“Breaking Bad: Box Cutter (#4.1)” (2011)
Jesse Pinkman: At least we all understand each other now.
Walter White: What do you mean?
Jesse Pinkman: I mean, him and us, we get it.
[Makes cutting motion on his neck]
Jesse Pinkman: We’re all on the same page.
Walter White: And what page is that?
Jesse Pinkman: The one that says if I can’t kill you, you’ll sure as shit wish you were dead.
We all know about teacher burnout—all the ways in which this profession can slowly squeeze the life out of you. I never thought that’d be me, but I had gone from being someone filled with excitement, tenacity and purpose to wishing the teacher in me were dead.
From September to December, I found myself constantly coming up against the same problem I always faced, only much more intensely—to let go of my ESL training and principles, and teach in ways I believed to be unfair—but the familiar rush of indignation and resistance was not there this time. Those months found me just trying to keep up. I was exhausted and intellectually stagnant.
So, I started to feel like maybe, actually, the problem was me; I must be inadequate as a classroom teacher, unable to teach in this way, unable to get all of my students to pass the state tests. Like most teachers I know, I had been living a double life, doing what I thought was right “when the door is closed” and yet allowing the same frustrating expectations to stand for me, my students, and all other teachers (think: “I am not going to teach to the test,” but still worrying how your kids will do and eventually giving into the pressure. Or think: “my students moved 18 levels in reading” but still have to give a fail grade on report cards because the system only has one definition of success which locks out ELLs).
To live that double life, you often have to break some big “rules” you feel are damaging to your students.
My students were ELLs in a curriculum that wasn’t just designed for native speakers, it was designed in ways that undermined their needs and strengths. There was no way I would meet their cognitive and intellectual or academic needs by remaining within the confines of the Teachers College Readers and Writers curriculum. You might think that’d be obvious, but I had friends at other schools who were denied tenure because they were being held accountable for teaching in ways that could not benefit their students. So, it meant breaking rules. It meant doing my best to meet expectations and still meet my students’ needs. But that only took me so far until those outside pressures became just too great. I just couldn’t keep up with the dichotomy anymore.
Then, around December, I started to realize I was not alone in how I was feeling and, in fact, teachers I greatly admire in different schools around the city (and country) were feeling this exact same overwhelming self-doubt and undermining of their efforts and talents. Some call it lack of appreciation, or lack of experience from their administrators, while others call it systemic injustice.
So I started to refocus the question I saw in front of me: if it isn’t just me, is it the whole profession? If my dream of teaching differently was just a dream, then what?

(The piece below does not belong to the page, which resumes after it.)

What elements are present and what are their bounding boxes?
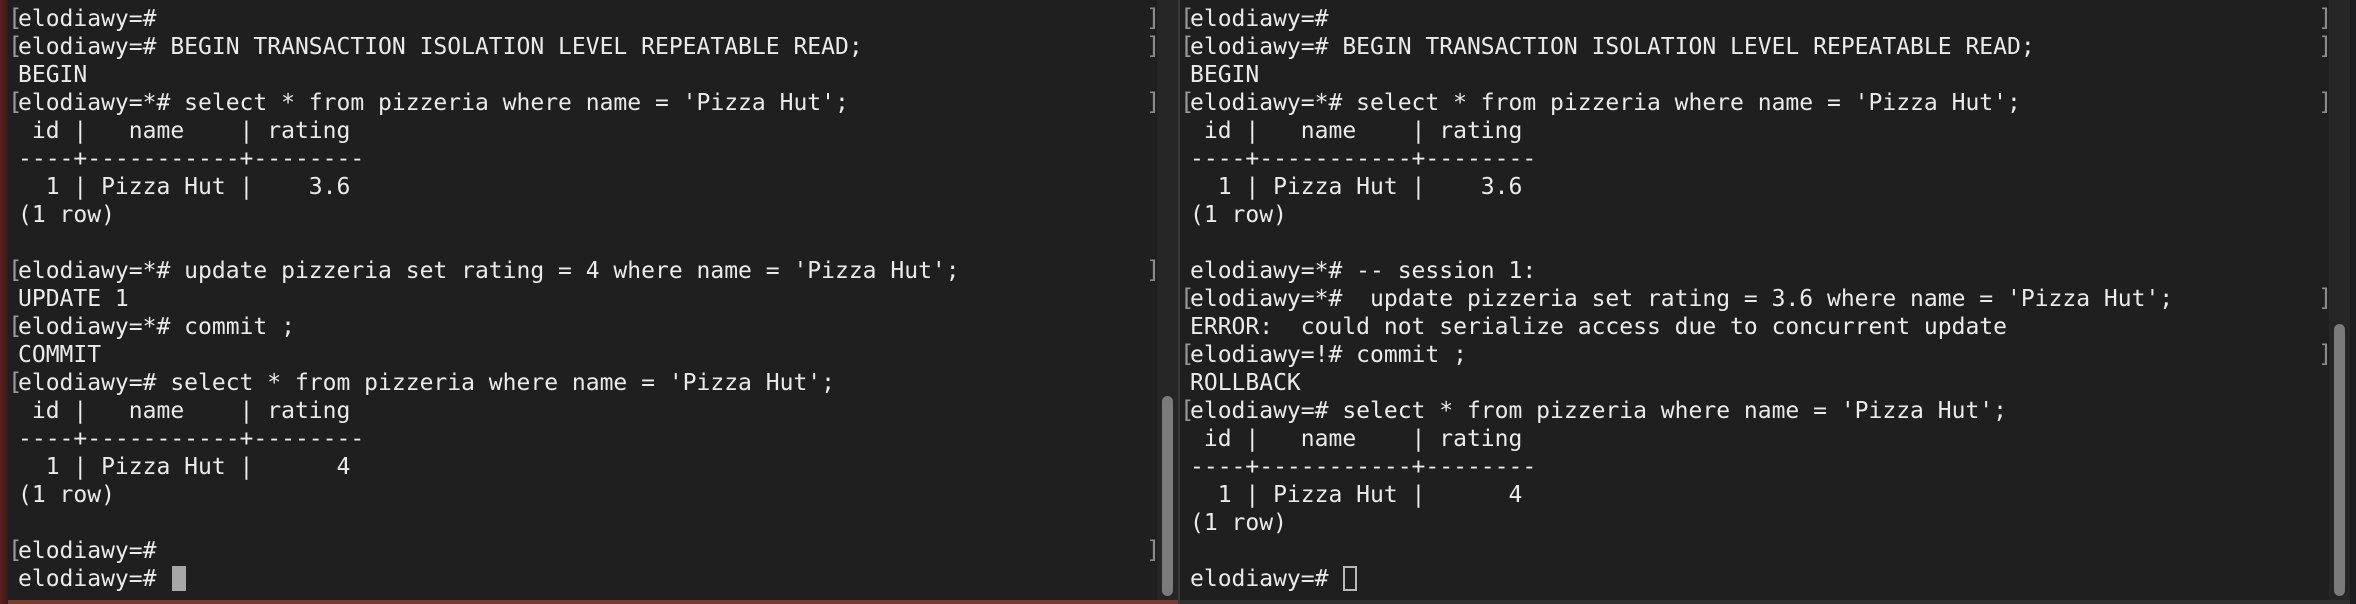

I felt I had three choices: to leave the profession entirely; to accept it and continue wishing I was “dead”; or find a way to change the situation. I started with the latter—which I knew meant major upheavals and transformation of everything I was doing, but how? So, first, I contacted a friend who had inspired me to be a teacher to see if maybe, just maybe, public school education as a whole was not lost.
My friend told me about this and genre practice, and I devoured the book, Unison Reading by Cynthia McCallister. This book helped me to see the true source of my outrage; NOT me and NOT my administration, but the philosophies and approach embedded within curriculums like the Teachers College Readers and Writers Project itself. I could have continued running myself into the ground trying to adapt this to meet the needs of my students or find a curriculum that actually had a better chance of benefitting them.
Then I had the opportunity to meet and see other teachers and principals who were educating students in this new way, and I knew I had found a way to save the teacher in me. My outrage quickly returned (and clearly resonated with others).
Unfortunately, I had to change schools to be able to teach in this new way, but I’m excited. Now, the questions that guide my teaching have shifted from, “how am I going to adapt every part of this curriculum so I can support the needs and strengths of my students?” to, “how will my students’ interests, needs, strengths, and intentions shape the curriculum and build their independence?”. Now I’m thinking, “How can an ELL, beginner or advanced, develop intentions in grappling with big concepts without my constant scaffolding? What needs to be in place so my students can do academic work and learn to confront and identify their own confusions and needs without waiting for someone to tell them how, or always waiting for me to teach them? How will their purpose drive their writing, or their understandings drive their math work, rather than what genre or math concept I have pre-selected?”
The former is driven by a pre-fab curriculum designed by people who don’t know my students, the latter by my students and state standards.
This new approach may not have an answer for everything, but it isn’t a “don’t think, just do” approach, either. To teach this way, you really have to grapple with the underlying philosophies, reading and discussing what this could look like in the classroom, while emphasizing that mistakes will happen, it will be messy and that’s ok because we will learn as we do this. This means that while there may be teachers who don’t totally agree with the approach, or who are apprehensive, also aren’t just “on the same page”, out of fear.
It is overwhelming to plan like this and I am constantly confronting knotty problems that aren’t easy to solve. And, yet, I am happy to say I no longer feel like [makes cutting motion on my neck].